Дело житейское

 

Говорят, вся эта история началась с одной колонии строгого режима. Нет, с колоний строгого режима, в принципе, начинается не одна сотня достаточно кучерявых рассказов и побасенок; но обычные истории любыми силами пытаются колонию оставить за бортом и поскорее перейти к демонстрации, как развернулся смышленый и бессовестный питомец исправительного учреждения на привольной Большой Земле.

Эта история в сравнении с обычными выглядит то ли малахольной, то ли недокормленной, то ли страдающей от болезней скоропостижных и весьма напряженных.

Если вы все же решитесь познакомиться с ней поближе, я бы советовал сделать ей прививки, как перед отдыхом в Малайзии. И не пускать в дом дальше коврика у входной двери.

Хотя решать-то вам, можете даже лапу потом пожать. На выбор.

…А дело было так.

На девяносто пятую годовщину Октября полковнику Карабасову, начальнику колонии, уважаемому собой и подчиненными человеку, сделали нежданный подарок из областного управления уголовно-исполнительной службы. И то сказать, на кой ляд начальнику колонии седьмые дарственные часы, если он еще целых три штуки полученных ранее не успел сжить со свету или обыденно пропить? Тот же вопрос, конечно, относительно радиомагнитол, которых в хозяйстве было четыре штуки, по одной на комнату. А цветной телевизор к юбилею великого события в пятый раз все равно уже подарил себе начальник областного управления. В кухне-то у него так и стоял черно-белый, прямо как не у людей. Дело житейское, что и говорить. Кто как может, тот так и устраивается.

Коньяк и холодное оружие начальник колонии, как ценитель рукастых и головастых кадров, вполне мог дарить сам – или продавать на Большую Землю за большие рубли. Промышленными партиями. За год колония способна была споить средней руки индийское княжество – или обеспечить клинковым оружием какой-нибудь племенной геноцид в Африке.

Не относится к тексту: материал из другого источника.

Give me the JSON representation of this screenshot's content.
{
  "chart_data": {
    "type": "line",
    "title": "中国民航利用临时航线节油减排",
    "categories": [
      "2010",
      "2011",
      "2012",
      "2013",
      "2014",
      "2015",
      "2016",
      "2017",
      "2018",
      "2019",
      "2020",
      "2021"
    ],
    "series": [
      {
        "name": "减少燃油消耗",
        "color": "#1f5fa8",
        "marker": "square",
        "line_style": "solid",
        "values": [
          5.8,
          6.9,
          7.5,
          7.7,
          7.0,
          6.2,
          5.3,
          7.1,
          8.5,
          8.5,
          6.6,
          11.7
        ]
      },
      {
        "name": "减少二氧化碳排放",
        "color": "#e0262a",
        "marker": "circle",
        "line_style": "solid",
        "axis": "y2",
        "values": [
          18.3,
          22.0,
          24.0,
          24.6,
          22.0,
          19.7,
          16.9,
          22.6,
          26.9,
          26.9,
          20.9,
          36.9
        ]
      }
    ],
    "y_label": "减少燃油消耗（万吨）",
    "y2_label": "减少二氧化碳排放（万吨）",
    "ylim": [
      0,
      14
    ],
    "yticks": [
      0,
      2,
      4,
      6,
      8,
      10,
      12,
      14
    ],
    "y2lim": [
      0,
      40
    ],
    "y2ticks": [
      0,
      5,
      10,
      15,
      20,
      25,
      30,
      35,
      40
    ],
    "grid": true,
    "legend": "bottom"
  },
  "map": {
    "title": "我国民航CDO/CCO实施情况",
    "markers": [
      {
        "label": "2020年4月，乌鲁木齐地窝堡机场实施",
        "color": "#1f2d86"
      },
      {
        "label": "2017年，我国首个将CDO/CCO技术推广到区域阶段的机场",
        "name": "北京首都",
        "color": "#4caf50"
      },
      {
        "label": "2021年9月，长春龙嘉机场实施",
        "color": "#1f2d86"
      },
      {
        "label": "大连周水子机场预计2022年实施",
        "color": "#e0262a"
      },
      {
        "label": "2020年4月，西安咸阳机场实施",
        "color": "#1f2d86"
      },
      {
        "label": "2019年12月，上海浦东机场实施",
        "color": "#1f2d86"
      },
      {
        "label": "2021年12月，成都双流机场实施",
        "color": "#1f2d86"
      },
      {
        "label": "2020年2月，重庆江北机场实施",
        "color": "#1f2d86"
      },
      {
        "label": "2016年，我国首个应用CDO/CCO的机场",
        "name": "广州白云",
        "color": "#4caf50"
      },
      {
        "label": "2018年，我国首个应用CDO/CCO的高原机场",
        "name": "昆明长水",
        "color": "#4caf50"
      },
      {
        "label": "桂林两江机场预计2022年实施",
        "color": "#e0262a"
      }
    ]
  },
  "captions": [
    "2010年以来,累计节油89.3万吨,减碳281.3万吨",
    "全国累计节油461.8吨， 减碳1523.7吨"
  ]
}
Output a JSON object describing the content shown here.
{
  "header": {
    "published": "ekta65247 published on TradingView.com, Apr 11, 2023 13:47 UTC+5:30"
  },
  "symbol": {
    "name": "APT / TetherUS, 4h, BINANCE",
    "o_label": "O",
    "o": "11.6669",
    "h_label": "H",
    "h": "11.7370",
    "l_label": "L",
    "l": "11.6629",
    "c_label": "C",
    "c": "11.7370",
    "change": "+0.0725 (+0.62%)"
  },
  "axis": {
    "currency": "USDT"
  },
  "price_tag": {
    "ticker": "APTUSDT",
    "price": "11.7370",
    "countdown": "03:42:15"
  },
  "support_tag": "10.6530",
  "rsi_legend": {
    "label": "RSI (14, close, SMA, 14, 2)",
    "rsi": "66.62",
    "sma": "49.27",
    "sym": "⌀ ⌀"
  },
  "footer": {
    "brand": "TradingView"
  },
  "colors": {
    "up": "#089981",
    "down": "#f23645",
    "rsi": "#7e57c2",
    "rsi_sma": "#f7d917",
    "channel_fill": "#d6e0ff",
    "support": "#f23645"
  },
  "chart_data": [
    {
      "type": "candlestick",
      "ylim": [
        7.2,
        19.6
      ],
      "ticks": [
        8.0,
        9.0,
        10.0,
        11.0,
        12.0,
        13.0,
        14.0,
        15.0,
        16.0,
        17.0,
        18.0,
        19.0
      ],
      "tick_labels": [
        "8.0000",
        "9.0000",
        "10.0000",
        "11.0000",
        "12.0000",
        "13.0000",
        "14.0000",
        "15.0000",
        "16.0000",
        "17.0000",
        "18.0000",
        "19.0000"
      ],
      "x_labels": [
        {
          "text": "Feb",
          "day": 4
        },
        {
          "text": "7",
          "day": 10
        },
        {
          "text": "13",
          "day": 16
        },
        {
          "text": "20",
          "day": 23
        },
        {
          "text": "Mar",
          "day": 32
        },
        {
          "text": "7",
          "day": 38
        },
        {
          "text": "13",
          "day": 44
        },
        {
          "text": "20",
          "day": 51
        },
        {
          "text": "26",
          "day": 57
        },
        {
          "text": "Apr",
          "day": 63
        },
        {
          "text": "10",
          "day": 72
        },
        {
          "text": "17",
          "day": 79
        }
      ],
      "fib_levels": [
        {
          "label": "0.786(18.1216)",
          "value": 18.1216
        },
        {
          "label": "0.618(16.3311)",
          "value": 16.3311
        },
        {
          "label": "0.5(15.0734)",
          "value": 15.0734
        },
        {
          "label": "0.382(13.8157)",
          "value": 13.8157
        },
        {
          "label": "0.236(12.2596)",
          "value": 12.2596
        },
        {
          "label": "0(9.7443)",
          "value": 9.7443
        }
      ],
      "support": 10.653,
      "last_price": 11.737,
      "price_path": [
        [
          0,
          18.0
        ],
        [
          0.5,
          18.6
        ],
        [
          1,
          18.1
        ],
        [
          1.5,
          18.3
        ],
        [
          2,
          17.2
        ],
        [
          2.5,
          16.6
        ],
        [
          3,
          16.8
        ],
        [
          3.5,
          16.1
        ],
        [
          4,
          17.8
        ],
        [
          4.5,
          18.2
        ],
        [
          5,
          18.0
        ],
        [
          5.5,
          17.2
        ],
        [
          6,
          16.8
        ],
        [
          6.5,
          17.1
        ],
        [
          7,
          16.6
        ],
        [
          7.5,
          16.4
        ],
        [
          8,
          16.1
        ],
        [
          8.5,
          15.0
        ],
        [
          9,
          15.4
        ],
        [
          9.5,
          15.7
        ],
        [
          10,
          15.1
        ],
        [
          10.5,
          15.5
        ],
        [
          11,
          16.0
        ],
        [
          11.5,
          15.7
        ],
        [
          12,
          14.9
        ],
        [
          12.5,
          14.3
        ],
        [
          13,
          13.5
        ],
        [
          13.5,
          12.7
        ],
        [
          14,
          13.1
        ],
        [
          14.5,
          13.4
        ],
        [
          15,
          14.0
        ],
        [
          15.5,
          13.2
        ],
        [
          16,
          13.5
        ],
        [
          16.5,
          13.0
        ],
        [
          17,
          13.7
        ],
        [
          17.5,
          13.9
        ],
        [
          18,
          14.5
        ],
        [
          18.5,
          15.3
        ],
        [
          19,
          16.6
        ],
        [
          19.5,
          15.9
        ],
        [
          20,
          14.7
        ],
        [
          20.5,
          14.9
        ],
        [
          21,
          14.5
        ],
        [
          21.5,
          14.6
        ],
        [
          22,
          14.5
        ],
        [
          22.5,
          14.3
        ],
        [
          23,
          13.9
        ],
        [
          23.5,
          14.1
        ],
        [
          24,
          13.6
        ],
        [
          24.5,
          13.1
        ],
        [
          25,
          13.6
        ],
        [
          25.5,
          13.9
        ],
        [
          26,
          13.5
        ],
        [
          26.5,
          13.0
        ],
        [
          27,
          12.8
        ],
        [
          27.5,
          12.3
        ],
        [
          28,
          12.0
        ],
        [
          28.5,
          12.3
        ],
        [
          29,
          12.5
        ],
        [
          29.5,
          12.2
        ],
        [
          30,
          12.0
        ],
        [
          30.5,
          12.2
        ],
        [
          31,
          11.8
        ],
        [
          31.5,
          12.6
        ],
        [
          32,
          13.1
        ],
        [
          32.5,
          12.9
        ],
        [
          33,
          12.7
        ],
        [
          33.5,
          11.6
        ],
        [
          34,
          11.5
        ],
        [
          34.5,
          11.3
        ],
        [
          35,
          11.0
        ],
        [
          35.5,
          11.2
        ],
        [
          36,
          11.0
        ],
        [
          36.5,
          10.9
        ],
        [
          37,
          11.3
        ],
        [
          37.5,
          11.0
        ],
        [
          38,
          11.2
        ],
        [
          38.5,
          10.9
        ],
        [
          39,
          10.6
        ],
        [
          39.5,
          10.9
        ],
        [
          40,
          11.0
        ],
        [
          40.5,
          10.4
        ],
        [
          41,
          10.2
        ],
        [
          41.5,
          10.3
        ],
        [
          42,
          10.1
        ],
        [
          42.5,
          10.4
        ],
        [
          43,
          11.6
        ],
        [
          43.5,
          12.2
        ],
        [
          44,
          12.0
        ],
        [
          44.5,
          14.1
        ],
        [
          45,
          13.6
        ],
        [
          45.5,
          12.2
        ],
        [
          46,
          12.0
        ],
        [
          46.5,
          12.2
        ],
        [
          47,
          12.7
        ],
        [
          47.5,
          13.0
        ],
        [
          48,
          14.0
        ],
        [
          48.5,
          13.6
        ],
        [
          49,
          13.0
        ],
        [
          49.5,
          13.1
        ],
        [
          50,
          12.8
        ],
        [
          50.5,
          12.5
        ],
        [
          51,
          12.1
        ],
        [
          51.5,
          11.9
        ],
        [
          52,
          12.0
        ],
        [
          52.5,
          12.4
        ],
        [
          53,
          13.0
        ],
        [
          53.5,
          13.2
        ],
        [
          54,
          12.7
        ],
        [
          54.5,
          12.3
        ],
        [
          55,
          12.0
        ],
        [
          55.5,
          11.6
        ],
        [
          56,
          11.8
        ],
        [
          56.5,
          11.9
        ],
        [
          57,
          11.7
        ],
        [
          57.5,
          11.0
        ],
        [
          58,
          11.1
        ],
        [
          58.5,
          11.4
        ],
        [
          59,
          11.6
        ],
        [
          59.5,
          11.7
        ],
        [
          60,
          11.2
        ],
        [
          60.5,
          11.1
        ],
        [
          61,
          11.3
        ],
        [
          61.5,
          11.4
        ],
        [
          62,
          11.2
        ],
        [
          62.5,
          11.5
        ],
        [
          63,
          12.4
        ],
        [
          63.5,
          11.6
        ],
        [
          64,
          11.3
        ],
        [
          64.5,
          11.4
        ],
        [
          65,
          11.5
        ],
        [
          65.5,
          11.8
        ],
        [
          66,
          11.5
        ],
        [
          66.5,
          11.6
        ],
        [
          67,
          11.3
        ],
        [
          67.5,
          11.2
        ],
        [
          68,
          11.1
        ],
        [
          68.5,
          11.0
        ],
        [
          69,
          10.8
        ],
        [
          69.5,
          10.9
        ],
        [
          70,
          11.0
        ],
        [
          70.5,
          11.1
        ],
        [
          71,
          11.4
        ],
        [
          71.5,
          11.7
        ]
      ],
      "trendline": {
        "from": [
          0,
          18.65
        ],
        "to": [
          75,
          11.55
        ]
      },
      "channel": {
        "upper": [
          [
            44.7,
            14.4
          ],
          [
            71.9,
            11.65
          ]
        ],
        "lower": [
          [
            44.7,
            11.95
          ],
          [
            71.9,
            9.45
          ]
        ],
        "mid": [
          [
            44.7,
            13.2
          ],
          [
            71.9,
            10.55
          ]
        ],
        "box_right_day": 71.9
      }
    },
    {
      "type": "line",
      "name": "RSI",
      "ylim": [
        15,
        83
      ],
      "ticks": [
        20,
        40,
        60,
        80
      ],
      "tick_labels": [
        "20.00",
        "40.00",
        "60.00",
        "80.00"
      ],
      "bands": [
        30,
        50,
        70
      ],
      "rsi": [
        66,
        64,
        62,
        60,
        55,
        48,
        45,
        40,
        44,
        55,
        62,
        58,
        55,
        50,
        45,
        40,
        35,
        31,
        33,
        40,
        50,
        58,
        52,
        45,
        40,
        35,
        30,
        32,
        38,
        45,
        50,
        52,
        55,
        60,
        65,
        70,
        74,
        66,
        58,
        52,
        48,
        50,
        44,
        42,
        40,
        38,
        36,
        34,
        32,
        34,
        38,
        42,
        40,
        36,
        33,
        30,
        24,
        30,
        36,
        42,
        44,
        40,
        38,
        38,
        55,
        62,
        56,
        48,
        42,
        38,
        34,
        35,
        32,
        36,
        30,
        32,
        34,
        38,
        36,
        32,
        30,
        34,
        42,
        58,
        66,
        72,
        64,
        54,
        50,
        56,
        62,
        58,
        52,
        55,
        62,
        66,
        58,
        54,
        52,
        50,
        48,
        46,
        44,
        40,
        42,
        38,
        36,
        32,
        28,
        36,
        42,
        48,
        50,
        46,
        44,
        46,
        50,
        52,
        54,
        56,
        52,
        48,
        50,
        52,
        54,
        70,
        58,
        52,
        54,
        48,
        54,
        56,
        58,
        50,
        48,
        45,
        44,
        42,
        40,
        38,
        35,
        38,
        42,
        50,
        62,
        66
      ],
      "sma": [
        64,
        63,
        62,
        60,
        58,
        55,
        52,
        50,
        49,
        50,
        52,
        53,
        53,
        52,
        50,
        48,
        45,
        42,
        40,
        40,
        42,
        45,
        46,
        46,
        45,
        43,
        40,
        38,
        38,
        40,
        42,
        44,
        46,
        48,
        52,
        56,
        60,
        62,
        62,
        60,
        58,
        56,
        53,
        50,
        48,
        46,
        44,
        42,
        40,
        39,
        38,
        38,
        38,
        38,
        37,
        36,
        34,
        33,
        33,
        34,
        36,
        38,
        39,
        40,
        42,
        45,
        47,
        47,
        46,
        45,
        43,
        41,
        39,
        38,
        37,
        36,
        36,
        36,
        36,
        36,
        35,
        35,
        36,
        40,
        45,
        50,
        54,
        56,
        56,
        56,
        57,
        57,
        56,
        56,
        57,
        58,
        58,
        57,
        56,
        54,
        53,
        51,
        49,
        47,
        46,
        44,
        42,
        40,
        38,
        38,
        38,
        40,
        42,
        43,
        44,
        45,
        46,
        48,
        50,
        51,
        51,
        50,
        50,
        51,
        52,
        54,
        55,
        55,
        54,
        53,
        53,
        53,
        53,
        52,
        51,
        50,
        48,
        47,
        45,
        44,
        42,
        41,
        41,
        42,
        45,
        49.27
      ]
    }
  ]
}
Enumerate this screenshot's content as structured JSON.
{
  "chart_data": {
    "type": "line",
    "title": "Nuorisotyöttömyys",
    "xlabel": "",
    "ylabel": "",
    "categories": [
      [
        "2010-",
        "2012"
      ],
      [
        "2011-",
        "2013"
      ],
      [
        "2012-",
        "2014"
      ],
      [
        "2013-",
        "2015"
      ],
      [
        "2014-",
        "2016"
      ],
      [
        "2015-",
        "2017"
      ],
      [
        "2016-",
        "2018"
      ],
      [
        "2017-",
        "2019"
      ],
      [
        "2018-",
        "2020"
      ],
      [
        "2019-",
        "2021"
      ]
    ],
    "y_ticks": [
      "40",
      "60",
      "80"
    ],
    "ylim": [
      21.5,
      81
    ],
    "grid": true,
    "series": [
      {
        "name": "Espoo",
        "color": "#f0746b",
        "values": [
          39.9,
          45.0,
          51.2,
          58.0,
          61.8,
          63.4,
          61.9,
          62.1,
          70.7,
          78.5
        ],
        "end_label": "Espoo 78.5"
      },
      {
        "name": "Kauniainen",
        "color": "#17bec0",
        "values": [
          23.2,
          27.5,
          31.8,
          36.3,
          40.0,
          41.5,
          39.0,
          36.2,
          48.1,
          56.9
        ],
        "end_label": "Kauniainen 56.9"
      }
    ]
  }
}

А уж гравировку местные фальшивомонетчики способны были сделать даже на дореволюционном языке. Какую-нибудь наподобие «Уважаемый Петр Иннокентьевич, душа моя, всем сердцем жаждал вручить вашему деду именное оружие, да все было недосуг. Искренне Ваш, Николай Первый». При этом слово «недосуг» писали слитно, а не дробя на три части, и буквы, в общем, тоже не перевирали. Говорю же, разные истории начинаются с колоний. И заканчиваются иной раз весьма даже не похожие друг на друга. Предрассудки насчет неграмотности заключенных истинны не больше, чем мнение, что нет чернокожего без золоченой цепи и пистолета в загашнике.

Короче, подарок начальнику обещали шикарный настолько, что вручать его в кабинете при стоящих навытяжку завистниках и злопыхателях из соседних ИК никак было невозможно.

Доброжелательный зам зама областного управления по секрету сообщил: у вас намечается грандиозное мероприятие, да? Вопросительную интонацию, правда, где-то по дороге от легких до голосовых связок успели не только похоронить, но и помянуть. Начальник втянул воздух, как стакан змеиного яда, и не стал комментировать осведомленность замзама. Трубку он поместил на аппарат бережно, словно сапер, точно так же задумавшись над тем, стоит ли перерезать провод и какой именно.

Способов разнообразить жизнь в исправительном учреждении немного, причем ни бухло, ни карты, ни поножовщина не принадлежат к общепринятым видам культурно-массовых мероприятий. Демонстрация же изрядных задатков и талантов в данных сферах тянула на дополнительные статьи не только для даровитых сидельцев, но даже и для администрации. Начальник кинул клич в поисках художников, танцоров и музыкантов, примерно представляя, какого рода поэтами изобильна земля тюремная: сонеты, оды и целые поэмы приходилось стирать со стен подручными средствами и трудами не столь умелых в рифмосложении обитателей милых сердцу корпусов.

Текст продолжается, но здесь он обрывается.